Corresponding to these aspects, the porcelain cases offer the possibility of
external colour (the usual term of make-up used by the dental technicians),
the possibility of internal colour and smalt colour with different hues of opalescent
porcelain. The problem which is raised by all pigments of the porcelain mass
is bound to the difference of the thermic distention coefficients between the
porcelain and the pigment. During the burning, the different distention may
produce a separation between the pigment stratum and the porcelain stratum resunting
either a fracture or a posterior separation, or a “bubble” aspect
which represent in fact separation spaces.

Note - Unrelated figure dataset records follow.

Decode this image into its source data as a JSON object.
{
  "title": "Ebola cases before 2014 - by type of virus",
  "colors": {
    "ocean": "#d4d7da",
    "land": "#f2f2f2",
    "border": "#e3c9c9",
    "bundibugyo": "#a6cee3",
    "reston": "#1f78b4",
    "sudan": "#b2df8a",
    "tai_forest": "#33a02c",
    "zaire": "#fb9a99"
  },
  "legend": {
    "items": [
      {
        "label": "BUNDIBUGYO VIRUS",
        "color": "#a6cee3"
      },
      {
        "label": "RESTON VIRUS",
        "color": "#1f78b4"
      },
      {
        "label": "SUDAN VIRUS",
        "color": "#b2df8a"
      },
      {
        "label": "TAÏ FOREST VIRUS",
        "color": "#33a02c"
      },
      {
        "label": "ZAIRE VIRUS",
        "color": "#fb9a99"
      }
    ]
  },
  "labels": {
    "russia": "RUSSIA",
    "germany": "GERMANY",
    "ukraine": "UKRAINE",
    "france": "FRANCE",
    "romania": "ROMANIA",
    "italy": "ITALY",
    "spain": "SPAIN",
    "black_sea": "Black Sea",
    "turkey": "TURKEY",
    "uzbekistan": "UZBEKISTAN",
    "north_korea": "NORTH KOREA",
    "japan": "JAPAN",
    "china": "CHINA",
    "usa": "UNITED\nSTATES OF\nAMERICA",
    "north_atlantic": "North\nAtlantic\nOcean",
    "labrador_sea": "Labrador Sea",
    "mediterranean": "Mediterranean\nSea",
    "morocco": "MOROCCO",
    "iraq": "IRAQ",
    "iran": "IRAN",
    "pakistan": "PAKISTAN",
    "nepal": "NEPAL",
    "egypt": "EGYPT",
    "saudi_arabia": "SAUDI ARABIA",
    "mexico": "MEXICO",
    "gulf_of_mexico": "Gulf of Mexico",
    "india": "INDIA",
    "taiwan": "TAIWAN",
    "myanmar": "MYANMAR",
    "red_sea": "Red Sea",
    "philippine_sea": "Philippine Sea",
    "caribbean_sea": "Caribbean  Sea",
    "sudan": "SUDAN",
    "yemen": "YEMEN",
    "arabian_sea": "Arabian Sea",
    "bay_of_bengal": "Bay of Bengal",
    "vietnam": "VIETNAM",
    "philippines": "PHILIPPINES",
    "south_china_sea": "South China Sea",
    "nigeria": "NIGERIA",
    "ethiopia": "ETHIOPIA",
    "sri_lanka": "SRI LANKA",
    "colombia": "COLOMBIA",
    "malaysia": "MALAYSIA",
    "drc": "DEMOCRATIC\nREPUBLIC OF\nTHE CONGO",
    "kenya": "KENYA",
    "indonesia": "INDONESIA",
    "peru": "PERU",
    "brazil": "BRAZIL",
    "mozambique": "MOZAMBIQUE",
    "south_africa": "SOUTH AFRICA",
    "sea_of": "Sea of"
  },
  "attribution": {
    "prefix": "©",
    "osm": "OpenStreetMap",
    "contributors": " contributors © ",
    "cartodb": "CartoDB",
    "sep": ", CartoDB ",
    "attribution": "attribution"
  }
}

These problems appear especially at internal and external dyeing in which the
pigment stratum are differently applied onto the porcelain mass and are subsequently
burnt.
The external colouring is made by pigment mixing in the frosting stratum which
is applied at the last burning on the restored surface already realized. The
obtained stratum stays not a long while in the mouth cavity because in one or
two years it disappears even in contact with the soft tissues such as the lips.

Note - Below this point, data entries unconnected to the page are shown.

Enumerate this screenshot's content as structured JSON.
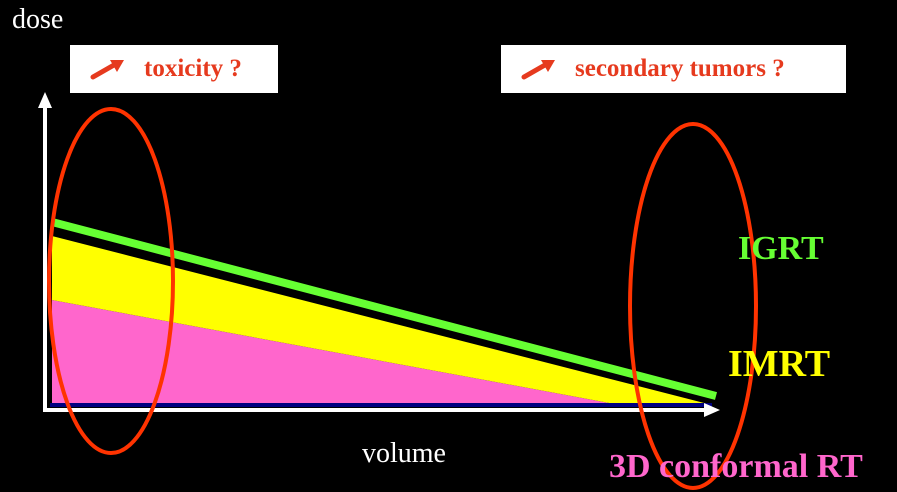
{
  "axes": {
    "y_label": "dose",
    "x_label": "volume"
  },
  "callouts": {
    "left": {
      "icon": "arrow-up-right-icon",
      "text": "toxicity ?"
    },
    "right": {
      "icon": "arrow-up-right-icon",
      "text": "secondary tumors ?"
    }
  },
  "series": {
    "igrt": {
      "label": "IGRT",
      "color": "#66ff33"
    },
    "imrt": {
      "label": "IMRT",
      "color": "#ffff00"
    },
    "conformal": {
      "label": "3D conformal RT",
      "color": "#ff66cc"
    }
  },
  "highlight_color": "#ff3300",
  "axis_color": "#ffffff",
  "baseline_color": "#000080"
}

Not all the porcelain masses need the frosting stratum to be applied. There
are autofrosting porcelains which at the last burning the ideal aspect may be
obtained and in this case the frosting stratum is used only when the external
colouring is needed.
The internal colouring is made in the biggest number of cases through stratum
by stratum deposition of porcelain mixed with pigment and the covering of the
restoration obtained with a transparent porcelain stratum. This classical technique
of internal colouring on each stratum supposes a difficult work and a long working
time and a big number of burnings which represent a problem for many porcelain
masses. From the beginning of years 80 a modern technique of internal colouring
was introduced which supposes the application of the pigment on the surface
already restored with porcelain – smalt and dentine types and after this
operation is performed the last transparent layer is applied, which gives profundity
to the pigments. Practically after the application and the burning of the opaque
layer, the reconstitution with dentine and smalt is performed and we proceed
to a third burning and after that the morphological corrections are performed
and the pigment is applied in the horizontal sense (mezio-distal especially
in the area between the tooth and the gum) and is burnt. After this process,
the pigment is applied in “cervico-incizal” sense and is burnt again.

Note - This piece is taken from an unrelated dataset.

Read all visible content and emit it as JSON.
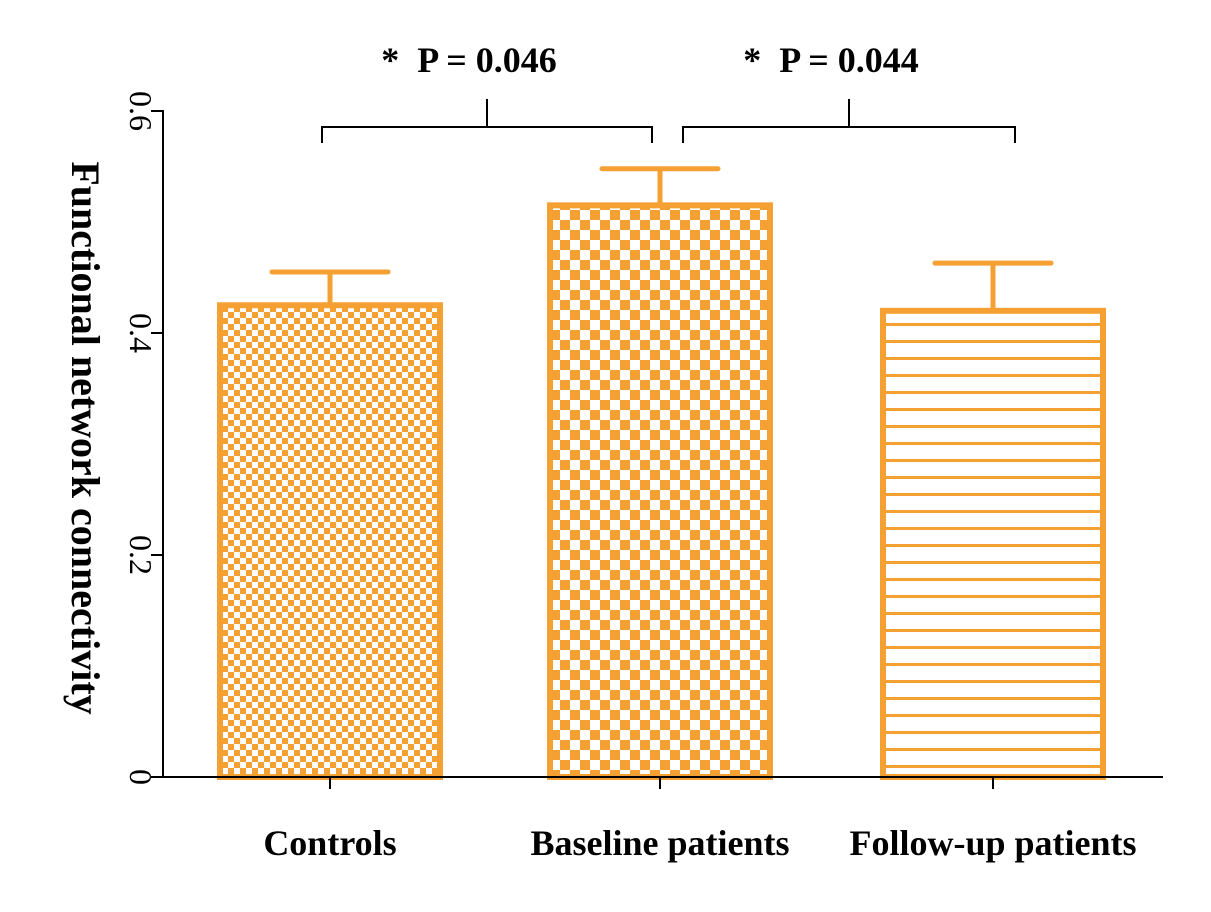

This technique may only be applied to porcelain masses with remarkable physical
properties where the body contraction coefficients and the pigment respectively
pigment and translucent have almost identical values. There are situations when
the accurate imitation of the natural counterpart tooth implies internal colouring
and external colouring too.
The colouring with the help of opalescent porcelain hues is a modern option
wich offers many advantages. In the first place, the application is easy to
perform, the opalescent layer replaces the transparent layer. The aesthetical
aspects are remarkable even if they are not so spectacular as in the internal
colouring case. In the third rank, the opalescent particles dimension makes
that this porcelain has an extremely smooth surface which leads to a less visible
abrasion process of the opposed teeth. There is also translucent opalescent
porcelain (no pigments) which may be applied as a last layer in the internal
colouring technique.
From the fluorescence point of view, the ideal ceramic mass should be closest
to the fluorescence of the natural teeth. However, many patients observe that
they have serious aesthetical problems in an environment with violet light when
porcelain teeth betray their presence through a different fluorescence.